失われた時を求めて

読書に始まる自伝的ブログ

『桜の樹の下には』(梶井基次郎、1972)

2022年11月、母方の祖父の葬儀がありました。今生の別れというものはいくら経験しても慣れませんが、葬儀自体はとても良い葬儀でした。そのことは日を改めて書き記そうとは思うのですが、様々な感情の起伏があり陰のモードというか闇のモードというか、文学少年カネコが表にしゃしゃり出てくる一週間でした。

 

この短い小説を読むと思いだすというより、人の生き死にを考えて行き詰まると、産みの母の親族が眠る駒込の染井霊園に行きたくなるし、反対に桜の名所である墓地として有名である染井霊園に来ると、『桜の樹の下には』を思い出すといったほうが正しいのかもしれないです。
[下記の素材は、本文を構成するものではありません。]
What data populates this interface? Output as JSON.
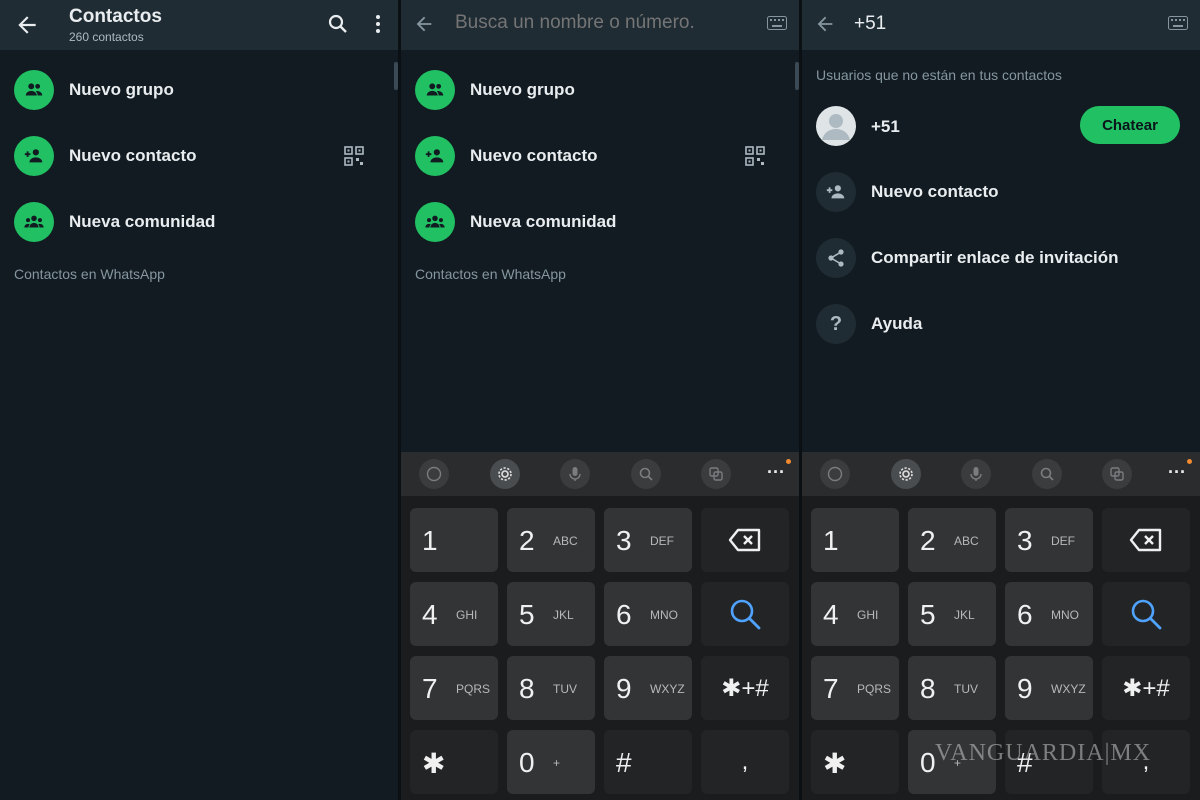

今回は葬儀の裏で父と母がケンカをしてて、葬儀の晩は母が寝静まるまで田舎のスナックで飲み過ぎました。

ケンカの原因は父が完全に悪くて「仕事が忙しかったら葬式は来なくてもいいからな」といったことを私や弟に言ったことがきっかけです。私の家庭はやや複雑で、母とは生物学上の血は繋がってないので、そのあたりに間違った気をつかったのだと思います。私は母も祖父も好きだから当然行きますよ。想像してほしいんですが、私の勤務先は親族の葬式すら休めないほど業務が属人化されたショボイ会社ではないですし、仮に行かないような冷たい人間だったら「ごめん!トラブル重なっちゃって土曜日の葬儀だけいくよ」くらいに私が悪者になる断り方をしますし、損得だけで考えても行きますよ。

 

何はともあれ、今回書きたいのは夫婦喧嘩で冷戦状態が続いている中で葬儀を終え、葬儀の終わった晩に父と飯能の居酒屋やガールズバーやスナックで母が寝静まる夜更けまで飲んだよということです。

祖父の人生は寅さんの人生のようで書き残したいという気持ちはあるんですが、今回は単に、私が歳をとったのと同様に父も歳をとったなということと、長生きしないとなと思ったという話で。飲みすぎるとBADに入るというか、色々沈んでた澱みが上に来てしまいますね。

 

かつて産みの母が亡くなってから、私も父も兄弟も、ある種強がってたというかなんとか立ち直った状態を世間に示して生きてきた訳です。悲壮感漂う人間は、世間に気を遣えとアピールしているようなもんで、良くないなという感覚があったのです。皆が皆、ちょっとだけ無理するというか、そんな家庭だったように思います。論理では3人兄弟で父も大変だし再婚する方がいいのもわかってたし、そんな難しい年頃の子供が3人もいる家庭に来てくれるいまの母にも感謝してるし、でも心の奥底の得も言われぬ嫌悪感もあって。産みの母が亡くなったのは2005年で十七回忌という一般の人がやるには珍しい法事も終わったし、2017年産みの母の両親である祖父母も亡くなり、一昨年は父の母である祖母も亡くなり、昨年は母の父である祖父が亡くなり、その間に私は中学から高校を経て、大学に入って成人して、仕事を始め、独立して失敗して、色々あったなと次々と浮かんできて。

 

私が言葉にしていないのと同様に、父もそんなことは話さない訳ですが

「みんな居なくなってしまったな」

「あとは一番下のチビだけだな」

「お前の母さんはあんなに早く亡くなって幸せだったのかな、なんかもっとやってあげられなかったのかなって思うんだよね」

なんて言い始めて。

父という存在は何か特別な存在であるという感覚が幼心にはあるわけで、やがてどこかのタイミングでそんな父も同じ人間なんだななんて改めて思います。今回ふと、父ははじめから父親だったわけではなくて、子ができて気付いたら父になって、色々大変なことを乗り越えて、来年には還暦を迎えるんだななんて、感情を追体験するように具体性を伴って迫ってきて。父は、母である祖母が亡くなる前後で、地元に家を買い直して引っ越したり、戸籍を取り寄せて家系図を作ったり、昔のドラマを観始めたり、歳をとったなと感じることが増えました。

 

なんか私含めみんな歳をとったなと思うし、絶対に父よりは長生きしないとなと決めた夜でした。